Discovery of Jet-Bubble-Disk Interaction: Jet Feedback on a Protoplanetary Disk via an Expanding Bubble in WSB 52

TL;DR

This paper reports the discovery of a bubble interacting with a protoplanetary disk around WSB 52, providing evidence of jet feedback influencing disk dynamics and potentially affecting star and planet formation processes.

Contribution

It presents the first observational evidence of jet feedback on a protoplanetary disk through an expanding bubble, revealing new insights into star and planet formation mechanisms.

Findings

Identification of an expanding bubble interacting with the disk

Deformation and high-velocity components in the disk

Evidence of jet-triggered bubble influencing disk evolution

Abstract

While stellar jets and outflows are fueled by accretion from disks, their direct influence on disks remain unexplored.

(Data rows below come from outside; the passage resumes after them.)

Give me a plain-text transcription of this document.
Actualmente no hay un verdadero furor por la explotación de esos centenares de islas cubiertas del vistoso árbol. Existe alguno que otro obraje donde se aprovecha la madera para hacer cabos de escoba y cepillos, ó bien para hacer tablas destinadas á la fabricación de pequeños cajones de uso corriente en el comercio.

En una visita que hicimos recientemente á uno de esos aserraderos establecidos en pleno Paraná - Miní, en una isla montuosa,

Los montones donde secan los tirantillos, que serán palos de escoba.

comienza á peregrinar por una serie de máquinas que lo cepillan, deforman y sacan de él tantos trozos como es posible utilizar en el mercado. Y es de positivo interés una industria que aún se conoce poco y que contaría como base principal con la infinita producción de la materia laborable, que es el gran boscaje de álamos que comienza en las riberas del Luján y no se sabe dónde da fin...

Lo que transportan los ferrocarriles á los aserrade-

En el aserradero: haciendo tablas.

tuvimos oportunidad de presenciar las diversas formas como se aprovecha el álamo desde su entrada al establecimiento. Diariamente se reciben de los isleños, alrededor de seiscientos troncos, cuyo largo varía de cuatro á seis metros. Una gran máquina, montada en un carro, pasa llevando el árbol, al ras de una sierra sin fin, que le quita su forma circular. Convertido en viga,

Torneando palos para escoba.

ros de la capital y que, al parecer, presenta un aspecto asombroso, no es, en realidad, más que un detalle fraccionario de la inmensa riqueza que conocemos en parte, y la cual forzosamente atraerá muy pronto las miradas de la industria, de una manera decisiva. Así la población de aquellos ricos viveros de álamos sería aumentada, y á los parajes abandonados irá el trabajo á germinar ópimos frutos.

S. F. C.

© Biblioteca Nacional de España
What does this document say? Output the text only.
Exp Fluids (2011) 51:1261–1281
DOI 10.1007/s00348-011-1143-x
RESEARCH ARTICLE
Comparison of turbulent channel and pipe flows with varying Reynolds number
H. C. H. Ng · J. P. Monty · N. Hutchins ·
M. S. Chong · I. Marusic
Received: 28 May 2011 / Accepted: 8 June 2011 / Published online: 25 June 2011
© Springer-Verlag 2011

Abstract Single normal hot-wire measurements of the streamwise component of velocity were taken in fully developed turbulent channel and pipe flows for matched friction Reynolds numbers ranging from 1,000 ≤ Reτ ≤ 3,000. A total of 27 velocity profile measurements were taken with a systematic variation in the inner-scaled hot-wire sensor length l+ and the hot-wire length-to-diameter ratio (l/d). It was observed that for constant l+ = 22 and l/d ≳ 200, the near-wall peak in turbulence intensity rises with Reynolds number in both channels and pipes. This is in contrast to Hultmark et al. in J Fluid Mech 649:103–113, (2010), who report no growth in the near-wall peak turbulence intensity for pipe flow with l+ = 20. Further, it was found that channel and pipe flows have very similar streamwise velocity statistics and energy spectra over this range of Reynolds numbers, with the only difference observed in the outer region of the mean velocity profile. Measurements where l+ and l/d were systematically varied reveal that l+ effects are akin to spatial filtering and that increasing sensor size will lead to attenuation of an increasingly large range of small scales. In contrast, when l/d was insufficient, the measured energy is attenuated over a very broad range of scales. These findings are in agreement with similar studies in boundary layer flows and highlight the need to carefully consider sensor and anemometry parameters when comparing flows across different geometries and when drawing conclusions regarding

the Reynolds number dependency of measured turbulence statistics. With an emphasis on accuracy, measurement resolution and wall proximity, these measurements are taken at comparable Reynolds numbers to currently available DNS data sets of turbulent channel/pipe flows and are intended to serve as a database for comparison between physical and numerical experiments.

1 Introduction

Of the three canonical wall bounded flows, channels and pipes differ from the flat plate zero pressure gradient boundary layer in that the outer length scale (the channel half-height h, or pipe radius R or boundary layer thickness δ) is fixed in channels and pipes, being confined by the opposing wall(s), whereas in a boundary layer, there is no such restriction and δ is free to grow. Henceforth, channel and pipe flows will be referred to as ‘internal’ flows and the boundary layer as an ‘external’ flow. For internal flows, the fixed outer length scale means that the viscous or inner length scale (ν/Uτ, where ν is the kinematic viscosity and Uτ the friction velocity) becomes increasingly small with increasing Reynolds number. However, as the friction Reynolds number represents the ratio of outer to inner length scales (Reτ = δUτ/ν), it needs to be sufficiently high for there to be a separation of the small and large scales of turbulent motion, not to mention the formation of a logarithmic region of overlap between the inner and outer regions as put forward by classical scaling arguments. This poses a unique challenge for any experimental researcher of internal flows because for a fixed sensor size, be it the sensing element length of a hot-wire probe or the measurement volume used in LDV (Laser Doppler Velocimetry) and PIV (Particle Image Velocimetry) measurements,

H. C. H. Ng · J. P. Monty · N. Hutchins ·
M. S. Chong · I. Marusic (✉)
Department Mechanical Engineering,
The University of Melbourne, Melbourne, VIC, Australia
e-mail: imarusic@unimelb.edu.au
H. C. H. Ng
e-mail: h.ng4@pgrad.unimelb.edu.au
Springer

Here we revisit ALMA observations of $^{12}\mathrm{CO}\,(J=2-1)$ line emission for the young stellar object WSB 52. We identify an expanding bubble that interacts with its protoplanetary disk. Given that the disk axis points toward the bubble center and the kinetic energy of the bubble is roughly $10^{41}$ erg, we postulate that stellar jets, aligned with the disk axis, have triggered the bubble. The bubble morphology is consistent with uniform expansion with partial concavity, implying the bubble-disk interaction. Correspondingly, the shape and the velocity field of protoplanetary disk appear to be deformed and exhibit high-velocity components, suggesting strong interactions and mass loss from the disk. The discovery of jet feedback onto the disk via the bubble -- which we term the jet-bubble-disk interaction -- sheds new light on the dynamical processes governing star and planet formation.